This insect feeds on a large list of shade trees as well as on fruit trees, the elms, willows, poplars and butternuts being, perhaps, the more favored food plants among the former group.

The moth is very variable in appearance, in northern New England greatly resembling that of the brown-tail moth, except that it has no brown tail. Further south the wings may bear numerous small, black spots. It flies during June, July and early August and lays its eggs, several hundred in a cluster, on the underside of a leaf. These eggs soon hatch and the caterpillars begin to spin a web, under which they feed. This web is extended as they grow and need more food, enclosing more of the leaves, until quite a part or all of a branch may be thus enclosed. After feeding thus for a month or more the caterpillars leave the web, and either in the ground or in crevices of the bark of the tree spin their cocoons. The moths may emerge from these cocoons the same year and lay eggs for a second generation, the caterpillars of which will feed the same fall, but in New England it is more usual for them to pass the winter in the cocoon, the moths appearing the following summer.

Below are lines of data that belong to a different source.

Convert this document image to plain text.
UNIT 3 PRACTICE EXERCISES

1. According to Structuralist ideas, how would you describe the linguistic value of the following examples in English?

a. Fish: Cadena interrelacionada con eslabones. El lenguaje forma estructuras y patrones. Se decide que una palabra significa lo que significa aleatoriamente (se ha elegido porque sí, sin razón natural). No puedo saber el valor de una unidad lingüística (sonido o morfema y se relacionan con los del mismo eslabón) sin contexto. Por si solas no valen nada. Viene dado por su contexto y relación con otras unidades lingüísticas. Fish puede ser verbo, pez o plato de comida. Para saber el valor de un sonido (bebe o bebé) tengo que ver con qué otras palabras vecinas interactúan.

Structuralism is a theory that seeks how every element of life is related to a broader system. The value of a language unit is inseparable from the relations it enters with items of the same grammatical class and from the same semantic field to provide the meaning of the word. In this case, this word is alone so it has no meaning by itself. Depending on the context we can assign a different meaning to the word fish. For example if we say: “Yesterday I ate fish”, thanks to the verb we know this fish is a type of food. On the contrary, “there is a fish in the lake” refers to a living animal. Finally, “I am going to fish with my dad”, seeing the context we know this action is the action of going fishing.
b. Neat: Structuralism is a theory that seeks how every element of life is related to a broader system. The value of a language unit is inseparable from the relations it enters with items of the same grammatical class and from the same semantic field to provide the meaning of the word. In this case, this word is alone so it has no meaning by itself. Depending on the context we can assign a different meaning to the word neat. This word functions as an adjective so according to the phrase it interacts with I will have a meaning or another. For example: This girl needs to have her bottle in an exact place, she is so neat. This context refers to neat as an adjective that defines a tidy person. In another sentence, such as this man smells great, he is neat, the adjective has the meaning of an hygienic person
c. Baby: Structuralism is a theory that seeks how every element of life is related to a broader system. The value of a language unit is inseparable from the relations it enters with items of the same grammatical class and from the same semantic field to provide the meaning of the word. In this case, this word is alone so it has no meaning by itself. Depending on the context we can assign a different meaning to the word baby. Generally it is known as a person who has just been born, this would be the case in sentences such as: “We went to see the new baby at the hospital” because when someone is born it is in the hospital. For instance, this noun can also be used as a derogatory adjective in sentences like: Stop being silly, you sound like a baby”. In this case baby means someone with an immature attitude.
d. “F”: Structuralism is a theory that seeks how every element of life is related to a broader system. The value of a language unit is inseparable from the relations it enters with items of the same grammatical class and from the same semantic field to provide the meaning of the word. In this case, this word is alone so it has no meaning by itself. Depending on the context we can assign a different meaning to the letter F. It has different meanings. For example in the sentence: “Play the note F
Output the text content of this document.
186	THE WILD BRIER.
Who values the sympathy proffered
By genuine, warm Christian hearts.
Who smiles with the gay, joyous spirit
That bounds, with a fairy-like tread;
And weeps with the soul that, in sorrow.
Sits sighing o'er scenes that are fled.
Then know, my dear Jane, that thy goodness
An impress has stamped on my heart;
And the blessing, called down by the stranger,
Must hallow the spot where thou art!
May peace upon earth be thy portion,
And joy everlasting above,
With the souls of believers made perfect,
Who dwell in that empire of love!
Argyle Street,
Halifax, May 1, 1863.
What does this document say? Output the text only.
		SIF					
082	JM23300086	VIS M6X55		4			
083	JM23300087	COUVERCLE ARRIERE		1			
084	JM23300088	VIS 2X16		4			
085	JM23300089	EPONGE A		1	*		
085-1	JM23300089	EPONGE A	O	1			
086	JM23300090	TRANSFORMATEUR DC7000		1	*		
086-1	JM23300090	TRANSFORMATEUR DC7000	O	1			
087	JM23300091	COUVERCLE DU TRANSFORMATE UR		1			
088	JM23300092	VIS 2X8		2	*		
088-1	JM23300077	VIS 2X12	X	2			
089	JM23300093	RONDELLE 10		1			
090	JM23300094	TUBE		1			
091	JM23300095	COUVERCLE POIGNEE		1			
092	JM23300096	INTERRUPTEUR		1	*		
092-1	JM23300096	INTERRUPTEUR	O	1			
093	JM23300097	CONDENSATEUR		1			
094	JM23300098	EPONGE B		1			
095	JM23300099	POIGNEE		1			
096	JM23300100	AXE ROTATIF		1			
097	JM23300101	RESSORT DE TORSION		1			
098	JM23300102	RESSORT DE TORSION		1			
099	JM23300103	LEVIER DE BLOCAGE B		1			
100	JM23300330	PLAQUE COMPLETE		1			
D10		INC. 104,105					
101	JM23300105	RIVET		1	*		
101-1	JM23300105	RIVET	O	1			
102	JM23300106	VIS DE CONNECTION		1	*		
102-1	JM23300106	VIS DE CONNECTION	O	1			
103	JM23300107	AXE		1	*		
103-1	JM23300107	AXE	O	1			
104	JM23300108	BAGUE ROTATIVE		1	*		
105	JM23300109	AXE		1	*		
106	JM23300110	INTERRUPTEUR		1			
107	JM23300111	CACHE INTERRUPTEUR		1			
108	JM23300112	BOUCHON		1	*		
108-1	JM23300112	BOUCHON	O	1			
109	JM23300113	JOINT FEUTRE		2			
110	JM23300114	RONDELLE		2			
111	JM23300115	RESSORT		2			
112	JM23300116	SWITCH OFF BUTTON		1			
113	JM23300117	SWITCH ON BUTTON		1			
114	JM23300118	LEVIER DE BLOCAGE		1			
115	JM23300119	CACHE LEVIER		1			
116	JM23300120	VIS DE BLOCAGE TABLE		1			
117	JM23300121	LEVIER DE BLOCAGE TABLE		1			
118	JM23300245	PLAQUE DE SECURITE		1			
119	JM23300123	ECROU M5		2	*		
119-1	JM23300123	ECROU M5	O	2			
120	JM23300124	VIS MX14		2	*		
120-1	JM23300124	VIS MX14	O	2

As the caterpillars of this insect feed together under a web, it is easy to cut off this and kill the caterpillars, particularly when the webs first appear and are small. Burning the webs on the tree is sometimes resorted to, but many of the caterpillars are liable to escape, and the tree is liable to be injured by this method. Spraying with arsenate of lead close around the webs, so that the leaves next to be enclosed shall have been poisoned, is also a good method of control. Numerous natural enemies of this insect aid man by holding it in check to some extent.